Haas F1 team to continue car spec experiments in Hungarian GP
Gunther Steiner says his Haas Formula 1 team will experiment with different car specifications at the Hungarian Grand Prix, but believes the outfit has made a step forward in Germany
Romain Grosjean has qualified sixth using the original Melbourne aerodynamic package after both Ferraris were hit with reliability problems, and team-mate Kevin Magnussen qualified 12th with the latest specification following a lock-up during his second Q2 run.
But in the cooler conditions of FP3 earlier in the day, Magnussen was fifth fastest and praised the package, confirming that track temperature is a factor in its inconsistent 2019 form.
"At least I think we are getting to a point where we understand what is happening," said Steiner.

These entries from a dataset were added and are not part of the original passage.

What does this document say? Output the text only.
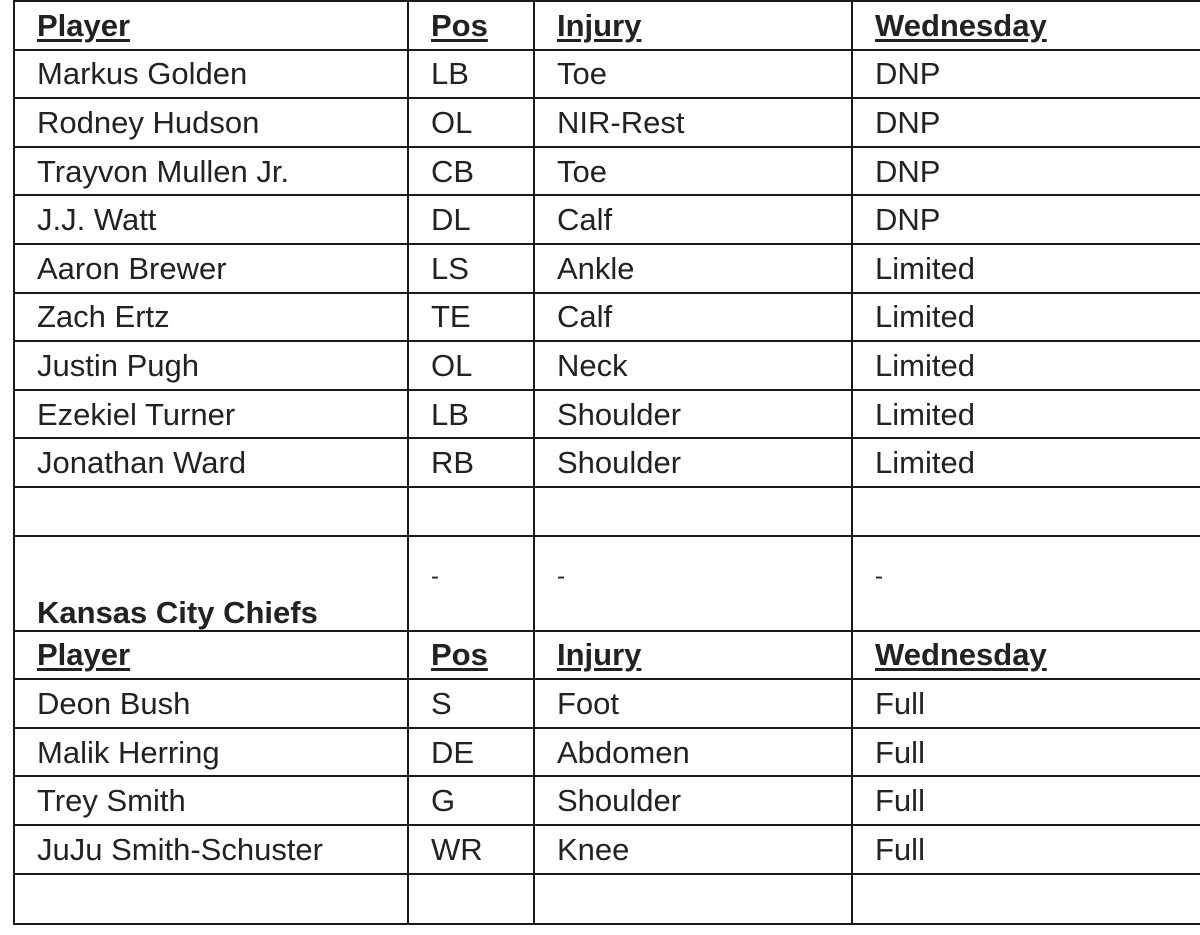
Player	Pos	Injury	Wednesday
Markus Golden	LB	Toe	DNP
Rodney Hudson	OL	NIR-Rest	DNP
Trayvon Mullen Jr.	CB	Toe	DNP
J.J. Watt	DL	Calf	DNP
Aaron Brewer	LS	Ankle	Limited
Zach Ertz	TE	Calf	Limited
Justin Pugh	OL	Neck	Limited
Ezekiel Turner	LB	Shoulder	Limited
Jonathan Ward	RB	Shoulder	Limited

Kansas City Chiefs	-	-	-
Player	Pos	Injury	Wednesday
Deon Bush	S	Foot	Full
Malik Herring	DE	Abdomen	Full
Trey Smith	G	Shoulder	Full
JuJu Smith-Schuster	WR	Knee	Full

"I think we're getting in the right direction with what we're doing, so we have to do some work to analyse the problem. It has to do with temperature.
"You do different things on the car but then the temperature and the tyres work differently, and I'm going back to tyres because they have a very small window, and then you are out of the window and you are this much slower.

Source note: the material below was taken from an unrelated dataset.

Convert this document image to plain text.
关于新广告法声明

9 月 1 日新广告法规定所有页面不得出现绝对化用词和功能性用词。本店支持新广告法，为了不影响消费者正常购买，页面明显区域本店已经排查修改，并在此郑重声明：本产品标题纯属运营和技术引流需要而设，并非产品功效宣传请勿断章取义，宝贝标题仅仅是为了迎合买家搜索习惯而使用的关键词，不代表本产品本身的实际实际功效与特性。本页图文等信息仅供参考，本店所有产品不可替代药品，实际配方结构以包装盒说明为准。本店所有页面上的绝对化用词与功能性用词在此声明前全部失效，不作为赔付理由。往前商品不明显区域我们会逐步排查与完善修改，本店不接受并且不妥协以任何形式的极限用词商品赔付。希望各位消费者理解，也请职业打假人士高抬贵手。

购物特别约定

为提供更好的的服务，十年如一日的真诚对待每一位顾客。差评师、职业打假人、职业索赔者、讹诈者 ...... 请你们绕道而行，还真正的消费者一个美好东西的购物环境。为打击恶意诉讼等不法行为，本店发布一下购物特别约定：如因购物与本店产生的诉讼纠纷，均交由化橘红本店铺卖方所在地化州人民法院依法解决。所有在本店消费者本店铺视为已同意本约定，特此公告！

"If you look at the car I think we have a better understanding of what is happening, we just need to keep on top of it. We need to fix it, but at least we have an idea of in which direction to go.

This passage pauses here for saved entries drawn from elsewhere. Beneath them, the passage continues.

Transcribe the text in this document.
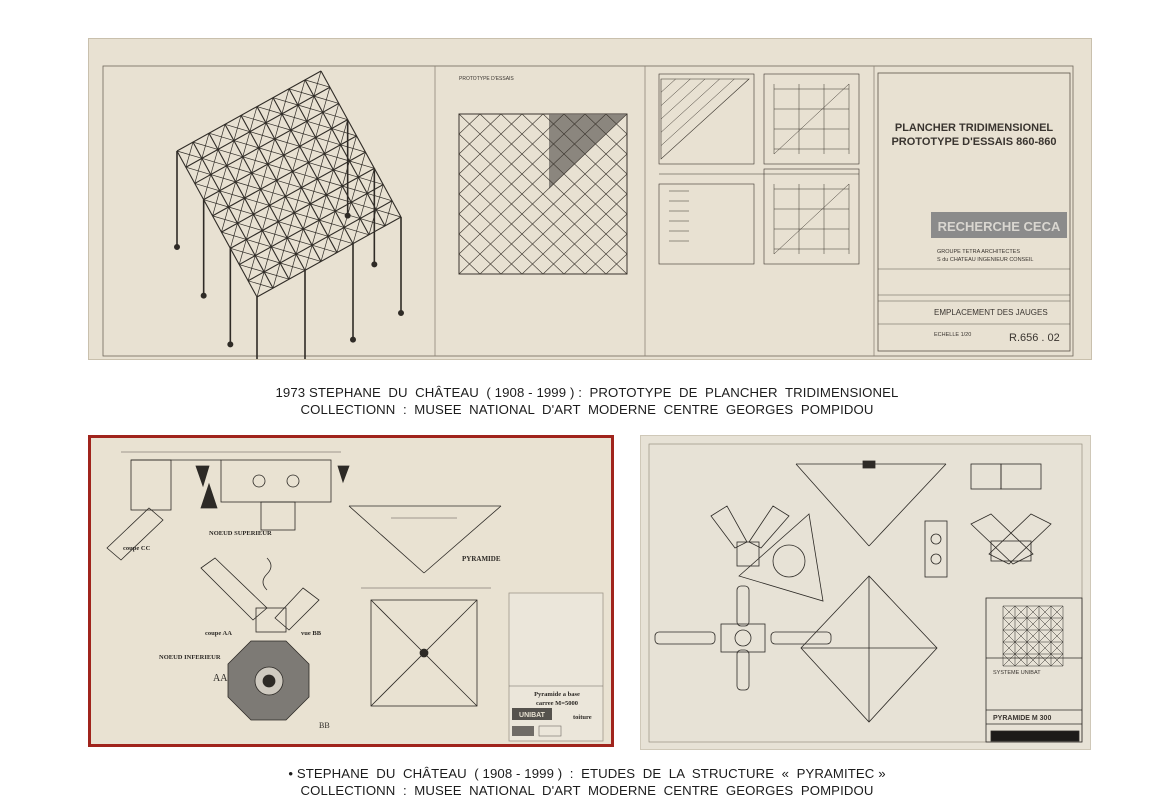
PROTOTYPE D'ESSAIS
PLANCHER TRIDIMENSIONEL
PROTOTYPE D'ESSAIS 860-860
RECHERCHE CECA
GROUPE TETRA ARCHITECTES
S du CHATEAU INGENIEUR CONSEIL
EMPLACEMENT DES JAUGES
ECHELLE 1/20	R.656 . 02
1973 STEPHANE  DU  CHÂTEAU  ( 1908 - 1999 ) :  PROTOTYPE  DE  PLANCHER  TRIDIMENSIONEL
COLLECTIONN  :  MUSEE  NATIONAL  D'ART  MODERNE  CENTRE  GEORGES  POMPIDOU
NOEUD SUPERIEUR
coupe CC
coupe AA	vue BB
NOEUD INFERIEUR
PYRAMIDE
AA
BB
Pyramide a base
carree M=5000
UNIBAT	toiture
SYSTEME UNIBAT
PYRAMIDE M 300
• STEPHANE  DU  CHÂTEAU  ( 1908 - 1999 )  :  ETUDES  DE  LA  STRUCTURE  «  PYRAMITEC »
COLLECTIONN  :  MUSEE  NATIONAL  D'ART  MODERNE  CENTRE  GEORGES  POMPIDOU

"First we need to understand exactly what is happening. Then we can find a solution. It looks like we are going to do that [in Hungary] to get more understanding.
"We need to be brave enough to say if maybe we've gone the wrong direction."
Grosjean added that the choice between the car specifications was still a difficult call.
"Yesterday I was very happy with very hot conditions, something we wanted to check and understand, and the whole package seems to be working very well," said the Frenchman when asked by Autosport.
"Kevin was not so happy with both packages yesterday [Barcelona- and Hockenheim-spec], but this morning he was flying in FP3 in cooler conditions.
"So I was like, 'Oh, maybe I should have gone with the newer car.' And then in qualifying it seems that it was kind of equal.
"It's quite impressive that a car is that old - it's not an old car in general, but in F1 you don't race in the normal time - is still capable of delivering good results. So it shows we know how to produce a car.
"Now we need to understand what is the difference between the packages and why Kevin was so competitive this morning and maybe lost some of the competitiveness, and maybe a fresh track was not so good with my car and the normal one was better.
"It's not an easy call because obviously, that old one works really well. The race 11 one, why is it good, why is it not good? I think it's a good step from race five, Barcelona. Looks like the guys have done a good job in that region."
Magnussen added it was "hard to explain" the temperature impact on his Haas car, but that the machine was "transformed" and "phenomenal" in the cooler FP3 conditions.